Atacante en zona arqueológica de Teotihuacán rendía culto a masacre de Columbine y figura nazi
El individuo responsable del tiroteo mortal registrado este lunes en la zona arqueológica de Teotihuacán, México, donde falleció al menos una turista canadiense y resultaron heridas otras trece personas, manifestaba una clara admiración por la masacre perpetrada en el instituto estadounidense de Columbine y por el dictador nazi Adolf Hitler, según revelan investigaciones difundidas este martes por medios mexicanos.
Evidencias inquietantes en la escena del crimen
En el lugar de los hechos, las autoridades encontraron un portarretratos con una imagen generada mediante inteligencia artificial que mostraba al propio atacante junto a Eric Harris y Dylan Klebold, los responsables de la matanza de Columbine en 1999, donde asesinaron a trece personas e hirieron a veinticuatro antes de suicidarse. La cadena de televisión Telediario, que tuvo acceso a detalles de la investigación, confirmó este hallazgo perturbador.
Coincidencia macabra: el ataque en Teotihuacán ocurrió precisamente un 20 de abril, misma fecha en que se produjo la masacre de Columbine y también el natalicio de Adolf Hitler. La investigación encontró además varias fotografías del agresor posando con el saludo nazi, junto con otras pruebas que apuntan hacia una ideología extremista bien definida.
Identificación y perfil del tirador
El atacante, identificado como Julio César Jasso Ramírez, de 27 años y residente de la Ciudad de México, falleció en el lugar. Aún no está completamente esclarecido si su muerte fue producto de un suicidio o de los disparos intercambiados con elementos de la Guardia Nacional que respondieron al ataque.
Entre las pertenencias encontradas junto a su cuerpo se hallaron un revólver, un cuchillo táctico y una mochila que contenía libros y fotografías. Su identificación fue posible gracias al descubrimiento de una credencial de elector en el sitio.
Vínculos con subcultura digital violenta
En la imagen generada por inteligencia artificial, Jasso Ramírez portaba una playera con la leyenda "Disconnect and Self-Destroy" ("Desconecte y autodestrúyase"), frase directamente asociada a la True Crime Community (TCC), una subcultura digital global que glorifica a asesinos de masas. Aunque se trata de un movimiento descentralizado, se han identificado conexiones entre la TCC y otras comunidades de extrema derecha, con orígenes que se remontan a foros de internet surgidos tras la masacre de Columbine.
Patrón preocupante: este no es un caso aislado. En Argentina, un joven de 15 años inspirado por la misma subcultura mató a un niño e hirió a otros ocho en una escuela de Santa Fe el pasado 30 de marzo. Según datos del Institute for Strategic Dialogue (ISD), entre enero de 2024 y septiembre de 2025 se registraron al menos quince ataques vinculados a esta violenta subcultura en Estados Unidos.

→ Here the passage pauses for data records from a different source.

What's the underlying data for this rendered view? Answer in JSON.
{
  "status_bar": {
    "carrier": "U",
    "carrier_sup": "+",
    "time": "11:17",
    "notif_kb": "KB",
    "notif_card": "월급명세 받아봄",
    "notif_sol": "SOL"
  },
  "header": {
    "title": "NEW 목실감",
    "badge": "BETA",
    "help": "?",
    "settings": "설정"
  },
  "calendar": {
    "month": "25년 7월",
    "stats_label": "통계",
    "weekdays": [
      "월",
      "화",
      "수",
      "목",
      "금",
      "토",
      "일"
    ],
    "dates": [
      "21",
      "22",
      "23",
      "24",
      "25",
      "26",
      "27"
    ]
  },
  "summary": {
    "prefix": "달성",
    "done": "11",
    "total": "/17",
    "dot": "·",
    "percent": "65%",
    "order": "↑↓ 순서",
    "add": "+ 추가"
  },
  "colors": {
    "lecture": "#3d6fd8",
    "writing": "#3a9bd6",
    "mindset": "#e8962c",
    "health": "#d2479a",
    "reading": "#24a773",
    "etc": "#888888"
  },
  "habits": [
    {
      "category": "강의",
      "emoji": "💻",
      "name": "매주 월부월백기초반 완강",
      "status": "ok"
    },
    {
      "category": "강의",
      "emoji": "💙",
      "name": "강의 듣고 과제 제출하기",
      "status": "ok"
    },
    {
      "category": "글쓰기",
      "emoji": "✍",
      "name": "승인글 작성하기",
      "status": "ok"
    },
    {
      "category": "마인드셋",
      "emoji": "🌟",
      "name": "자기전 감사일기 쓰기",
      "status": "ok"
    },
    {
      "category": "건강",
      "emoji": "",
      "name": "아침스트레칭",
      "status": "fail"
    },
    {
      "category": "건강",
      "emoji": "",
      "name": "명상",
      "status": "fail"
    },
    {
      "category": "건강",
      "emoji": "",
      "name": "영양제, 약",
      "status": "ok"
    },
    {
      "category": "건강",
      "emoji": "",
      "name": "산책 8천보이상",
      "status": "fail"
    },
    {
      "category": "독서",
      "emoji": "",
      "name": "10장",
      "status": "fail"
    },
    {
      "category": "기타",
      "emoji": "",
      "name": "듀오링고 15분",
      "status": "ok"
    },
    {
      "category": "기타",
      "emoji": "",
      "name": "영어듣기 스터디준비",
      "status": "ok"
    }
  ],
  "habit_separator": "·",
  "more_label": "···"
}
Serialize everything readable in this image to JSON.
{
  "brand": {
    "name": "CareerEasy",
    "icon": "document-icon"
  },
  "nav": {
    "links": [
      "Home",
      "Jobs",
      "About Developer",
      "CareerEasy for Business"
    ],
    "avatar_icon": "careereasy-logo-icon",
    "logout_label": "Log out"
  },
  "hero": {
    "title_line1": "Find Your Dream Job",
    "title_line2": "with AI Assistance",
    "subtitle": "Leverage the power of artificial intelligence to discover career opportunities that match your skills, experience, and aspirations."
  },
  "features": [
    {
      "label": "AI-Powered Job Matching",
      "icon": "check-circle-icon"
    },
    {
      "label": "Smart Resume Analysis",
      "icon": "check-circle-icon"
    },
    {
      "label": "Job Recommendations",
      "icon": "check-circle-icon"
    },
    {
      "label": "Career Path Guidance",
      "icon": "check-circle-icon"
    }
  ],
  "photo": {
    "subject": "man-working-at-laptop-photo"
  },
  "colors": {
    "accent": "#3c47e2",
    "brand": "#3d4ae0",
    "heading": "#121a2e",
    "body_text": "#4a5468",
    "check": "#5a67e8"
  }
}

Detalles operativos y víctimas
Un detalle particularmente inquietante descubierto por los investigadores fue que el atacante llevaba en su mano derecha un reloj con un cronómetro que marcaba cero al momento del hallazgo de su cuerpo, lo que sugiere una posible programación previa del momento exacto del tiroteo.
Según informó la Secretaría de Gobernación de México, entre las trece personas heridas se encuentran seis ciudadanos estadounidenses (cuatro mujeres y dos hombres adultos), tres colombianos (incluyendo un menor de 6 años y dos mujeres de 22 y 37 años), dos brasileñas (de 13 y 55 años), una canadiense de 29 años y un ruso de 32 años. Ocho de los lesionados permanecen hospitalizados, mientras que cinco ya recibieron el alta médica.
El ataque en una de las zonas turísticas más emblemáticas de México ha generado alarma no solo por la violencia desatada, sino por las claras conexiones ideológicas que apuntan hacia movimientos extremistas globales que encuentran en internet un espacio de radicalización y coordinación.